La orquesta de música clásica presentada en Cerreta el 12 de junio de 2026 en honor a Niccolò Paganini se ha convertido en uno de los eventos culturales más memorables de la región: una velada en la que música, historia y comunidad se unieron en perfecta armonía. La presentación atrajo a personas de distintos pueblos, reunidas en una apreciación compartida de la belleza, la tradición y la excelencia artística.
El evento fue honrado con la presencia del Jefe del Municipio, representantes cívicos, invitados especiales y numerosas familias locales. En el corazón de la organización estuvieron Madre Rosella Zilli y las Hermanas de la Comunidad de Cerreta, cuyo compromiso y servicio aseguraron que la celebración se desarrollara con elegancia, profundidad y auténtico espíritu gianelliano.
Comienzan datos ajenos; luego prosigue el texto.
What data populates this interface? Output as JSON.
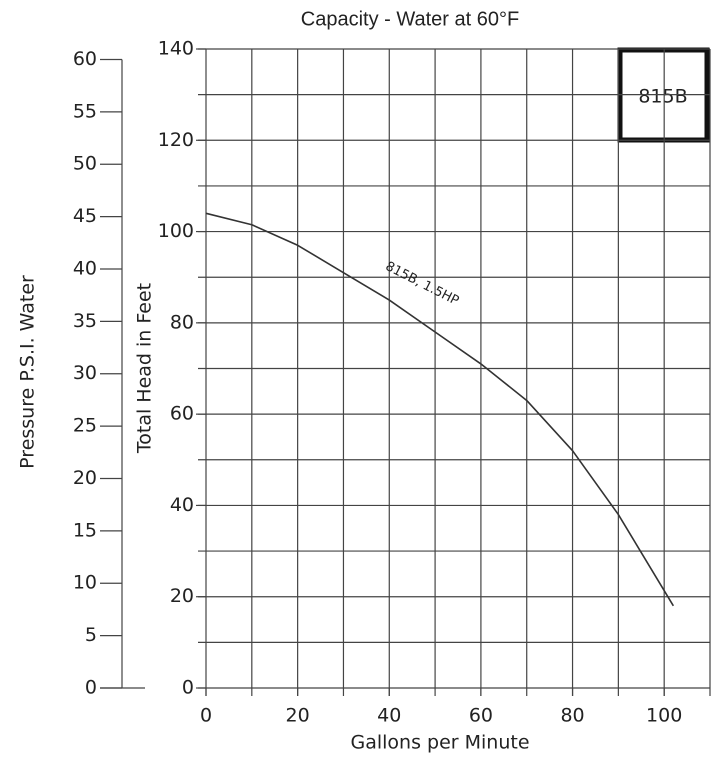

La contribución de Madre Rosella Zilli
Invitada como oradora principal, Madre Rosella Zilli, religiosa gianelliana, ofreció una reflexión que conectó de manera hermosa la música con la espiritualidad y el patrimonio local. Destacó a dos contemporáneos extraordinarios que vivieron en el mismo período histórico y cuyos legados continúan inspirando:
San Antonio María Gianelli (1789)

Obispo, Fundador de las Hijas de María Santísima del Huerto (Hermanas Gianellianas) y Patrono del Val di Vara. Hombre de profunda fe, caridad y sabiduría pastoral. Sus enseñanzas siguen siendo una luz que guía, y muchos peregrinos continúan visitando su lugar de nacimiento con devoción y gratitud.
Niccolò Paganini (1782)

El legendario violinista cuyo genio transformó el mundo de la música. Sus técnicas revolucionarias y sus interpretaciones electrizantes redefinieron para siempre el arte del violín, influyendo a músicos a lo largo de los siglos.
El mensaje de Madre Rosella entrelazó el legado espiritual de Gianelli con el brillo artístico de Paganini, mostrando cómo ambos, de maneras distintas, elevaron el espíritu humano.
El legado de San Antonio María Gianelli nos recuerda que incluso los gestos más pequeños de bondad pueden dejar una huella profunda y duradera en la vida de los demás. Del mismo modo, las técnicas innovadoras, las interpretaciones inolvidables y las composiciones exigentes de Niccolò Paganini continúan inspirando y desafiando a los músicos de todo el mundo.
La música como puente entre las personas
La presentación de la orquesta en Cerreta demostró una verdad atemporal: la música tiene el poder de unir. En ese espacio compartido, personas de diferentes edades, orígenes y regiones se sintieron conmovidas por las mismas melodías. El legado de Paganini se percibía en cada nota, recordando que el verdadero arte trasciende el tiempo y sigue inspirando.
Una tradición viva
El evento en Cerreta fue mucho más que una interpretación musical. Fue una tradición viva que honra el pasado, enriquece el presente e inspira el futuro. Gracias a la dedicación de Madre Rosella Zilli y de las Hermanas de la Comunidad de Cerreta, la conmemoración del legado de Niccolò Paganini permanece como una expresión luminosa de unidad, enriquecimiento cultural e identidad gianelliana.